Question: An insurance company requested a refund on a payment it made for 69990 when we billed it with 63030. I appealed this request, but the company has denied our appeal and indicated in its denial that CPT states that this code (69990) should not be used -for visualization with magnifying loupes or corrected vision.- Would you explain why it would deny based on this explanation?
Georgia Subscriber
Answer: What the insurance company is trying to explain is that you can't report +69990 (Microsurgical techniques, requiring use of operating microscope [list separately in addition to code for primary procedure]) when your neurosurgeon uses loupes. Code 69990 represents microsurgical techniques, not just that your physician used magnification to visualize the procedure. Magnifying loupes are different from the surgical microscope.

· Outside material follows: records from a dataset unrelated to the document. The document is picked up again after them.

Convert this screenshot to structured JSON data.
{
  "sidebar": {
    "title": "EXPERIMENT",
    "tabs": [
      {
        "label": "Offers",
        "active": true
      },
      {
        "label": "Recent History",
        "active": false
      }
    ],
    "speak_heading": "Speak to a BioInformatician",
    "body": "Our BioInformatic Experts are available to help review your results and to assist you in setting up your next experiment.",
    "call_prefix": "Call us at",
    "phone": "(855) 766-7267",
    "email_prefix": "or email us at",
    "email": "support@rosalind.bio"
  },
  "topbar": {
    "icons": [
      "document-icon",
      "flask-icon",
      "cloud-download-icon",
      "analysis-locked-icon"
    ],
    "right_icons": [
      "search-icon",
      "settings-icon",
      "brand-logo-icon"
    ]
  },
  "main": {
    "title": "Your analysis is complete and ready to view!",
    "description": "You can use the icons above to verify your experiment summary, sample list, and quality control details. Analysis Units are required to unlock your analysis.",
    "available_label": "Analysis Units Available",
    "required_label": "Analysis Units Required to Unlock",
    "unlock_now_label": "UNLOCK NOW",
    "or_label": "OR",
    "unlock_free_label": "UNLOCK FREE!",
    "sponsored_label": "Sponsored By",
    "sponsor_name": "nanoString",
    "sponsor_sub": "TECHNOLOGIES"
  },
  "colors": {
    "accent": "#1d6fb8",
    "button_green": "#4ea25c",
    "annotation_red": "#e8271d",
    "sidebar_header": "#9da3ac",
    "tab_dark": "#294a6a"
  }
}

Solution: You need to look at your neurosurgeon's op report. If the report doesn't specify that he used an operating microscope, or it says he used magnifying loupes, you don't have much chance of winning your appeal. If it does say that he performed microsurgical techniques using the microscope, you have a legitimate reason to question the reason for the denial.
That being said, the National Correct Coding Initiative bundles 69990 into 63030 (Laminotomy [hemilamin-ectomy], with decompression of nerve root[s], including partial facetectomy, foraminotomy and/or excision of herniated intervertebral disk; one interspace, lumbar [including open or endoscopically assisted approach]).
The bundle has a -0- modifier, so you can never unbundle the codes and report them separately. Any payer that follows NCCI edits will deny your claim based on that bundle.